Relação entre agressividade tributária e habilidade gerencial: o papel moderador da gestão de riscos
DOI:
https://doi.org/10.1590/1808-057x20252200.enPalavras-chave:
agressividade tributária, habilidade gerencial, gestão de riscosResumo
O objetivo deste estudo foi avaliar o papel moderador da gestão de riscos corporativos na relação entre habilidade gerencial e agressividade tributária. Estudos anteriores se concentraram na dispersão no nível de agressividade tributária entre as empresas por meio de características pessoais dos gestores, tais como a habilidade gerencial, com resultados mistos. Este estudo questiona se a gestão de riscos corporativos pode explicar esses resultados mistos, influenciando a relação entre a agressividade tributária e a habilidade gerencial, o que oferece um avanço no conhecimento dos determinantes da agressividade tributária. O estudo evidencia a relevância do processo de gestão de riscos na delimitação da tolerância e do apetite ao risco fiscal, favorecendo o aproveitamento de oportunidades de redução da despesa tributária com o consequente aumento do desempenho organizacional. Ele demonstra que a interação entre a habilidade gerencial e a gestão de riscos exerce, sobre práticas de agressividade tributária que geram diferenças permanentes, efeitos distintos dos que exerce sobre práticas que geram diferenças temporárias, o que pode ser útil para gestores, auditores, investidores, reguladores e demais interessados na agressividade tributária corporativa. Este estudo aplicou a técnica de análise de regressão estimada pelo método dos Mínimos Quadrados Ordinários (MQO) sobre uma amostra de empresas brasileiras não financeiras listadas, no período de 2016 a 2021. Mensurou-se a agressividade tributária pela Total Book-Tax Differences (BTD Total) e por suas componentes, BTD Temporária e BTD Permanente. A habilidade gerencial foi mensurada conforme Demerjian et al. (2012), e a gestão de riscos, conforme o Enterprise Risk Management Index (ERMI), de Gordon et al. (2009).

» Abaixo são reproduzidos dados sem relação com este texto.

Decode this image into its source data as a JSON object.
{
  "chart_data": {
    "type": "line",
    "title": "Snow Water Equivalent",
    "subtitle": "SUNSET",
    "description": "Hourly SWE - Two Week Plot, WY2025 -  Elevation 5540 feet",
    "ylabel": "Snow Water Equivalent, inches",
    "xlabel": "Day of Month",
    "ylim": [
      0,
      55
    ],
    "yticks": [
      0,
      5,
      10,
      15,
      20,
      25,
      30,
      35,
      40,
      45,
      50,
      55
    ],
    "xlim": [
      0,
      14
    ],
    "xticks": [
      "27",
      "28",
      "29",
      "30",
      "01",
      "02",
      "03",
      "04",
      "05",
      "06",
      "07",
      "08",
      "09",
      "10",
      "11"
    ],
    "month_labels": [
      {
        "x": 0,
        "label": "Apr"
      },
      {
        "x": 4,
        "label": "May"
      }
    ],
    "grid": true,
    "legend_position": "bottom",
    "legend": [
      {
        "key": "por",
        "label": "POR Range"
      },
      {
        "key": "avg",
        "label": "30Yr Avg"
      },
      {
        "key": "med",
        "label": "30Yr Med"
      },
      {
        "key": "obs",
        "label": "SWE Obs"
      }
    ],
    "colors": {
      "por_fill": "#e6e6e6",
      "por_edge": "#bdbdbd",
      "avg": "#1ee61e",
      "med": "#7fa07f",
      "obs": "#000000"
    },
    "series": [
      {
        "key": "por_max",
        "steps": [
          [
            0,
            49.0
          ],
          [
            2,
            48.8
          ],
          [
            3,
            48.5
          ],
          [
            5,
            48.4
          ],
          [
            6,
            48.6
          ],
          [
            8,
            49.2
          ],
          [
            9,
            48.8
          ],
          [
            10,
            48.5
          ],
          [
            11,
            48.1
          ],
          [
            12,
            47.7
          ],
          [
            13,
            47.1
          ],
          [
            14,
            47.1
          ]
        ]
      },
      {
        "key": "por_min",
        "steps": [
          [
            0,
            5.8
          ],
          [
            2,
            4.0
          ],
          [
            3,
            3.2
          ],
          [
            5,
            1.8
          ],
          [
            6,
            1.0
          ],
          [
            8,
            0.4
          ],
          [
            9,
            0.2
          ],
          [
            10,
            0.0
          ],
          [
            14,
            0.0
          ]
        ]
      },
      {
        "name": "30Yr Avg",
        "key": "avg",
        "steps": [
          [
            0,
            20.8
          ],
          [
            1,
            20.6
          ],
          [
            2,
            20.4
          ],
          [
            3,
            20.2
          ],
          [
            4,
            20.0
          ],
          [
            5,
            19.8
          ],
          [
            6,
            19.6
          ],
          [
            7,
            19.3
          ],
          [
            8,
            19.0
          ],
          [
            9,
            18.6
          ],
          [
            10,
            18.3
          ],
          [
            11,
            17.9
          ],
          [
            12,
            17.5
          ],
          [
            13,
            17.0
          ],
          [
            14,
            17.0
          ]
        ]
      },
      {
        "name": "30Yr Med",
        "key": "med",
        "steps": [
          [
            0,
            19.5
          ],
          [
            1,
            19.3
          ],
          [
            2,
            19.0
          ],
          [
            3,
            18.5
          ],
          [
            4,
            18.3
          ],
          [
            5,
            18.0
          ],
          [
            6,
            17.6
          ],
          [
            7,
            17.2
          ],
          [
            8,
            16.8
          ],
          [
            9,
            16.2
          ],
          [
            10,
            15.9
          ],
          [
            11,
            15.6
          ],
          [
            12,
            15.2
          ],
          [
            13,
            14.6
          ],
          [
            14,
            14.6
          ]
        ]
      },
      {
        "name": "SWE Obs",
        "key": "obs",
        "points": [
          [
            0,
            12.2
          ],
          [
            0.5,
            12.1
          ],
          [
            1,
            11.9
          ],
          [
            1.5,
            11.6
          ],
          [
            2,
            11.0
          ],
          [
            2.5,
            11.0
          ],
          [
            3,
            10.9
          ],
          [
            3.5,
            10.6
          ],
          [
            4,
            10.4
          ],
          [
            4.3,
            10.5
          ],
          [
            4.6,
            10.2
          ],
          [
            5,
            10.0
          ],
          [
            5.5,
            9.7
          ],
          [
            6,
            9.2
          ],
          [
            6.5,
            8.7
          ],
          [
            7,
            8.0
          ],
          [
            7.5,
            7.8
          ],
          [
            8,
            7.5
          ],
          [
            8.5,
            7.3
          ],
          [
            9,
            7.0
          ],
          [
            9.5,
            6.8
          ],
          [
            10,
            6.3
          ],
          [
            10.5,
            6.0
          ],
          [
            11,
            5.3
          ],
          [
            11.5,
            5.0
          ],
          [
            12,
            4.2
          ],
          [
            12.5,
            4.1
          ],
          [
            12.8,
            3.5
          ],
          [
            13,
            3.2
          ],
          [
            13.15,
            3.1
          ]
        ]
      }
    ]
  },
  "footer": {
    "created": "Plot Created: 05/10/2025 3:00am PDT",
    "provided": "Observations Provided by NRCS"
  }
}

Os resultados sugerem que a gestão de riscos melhora a comunicação interna e externa e oferece aos gestores informações para tomar decisões tributárias mais eficientes. Evidenciam também que, em empresas com melhores processos de gestão de riscos, os gerentes com maior habilidade gerencial decidem engajar-se apenas em estratégias tributárias mais agressivas, as quais resultam em diferenças permanentes.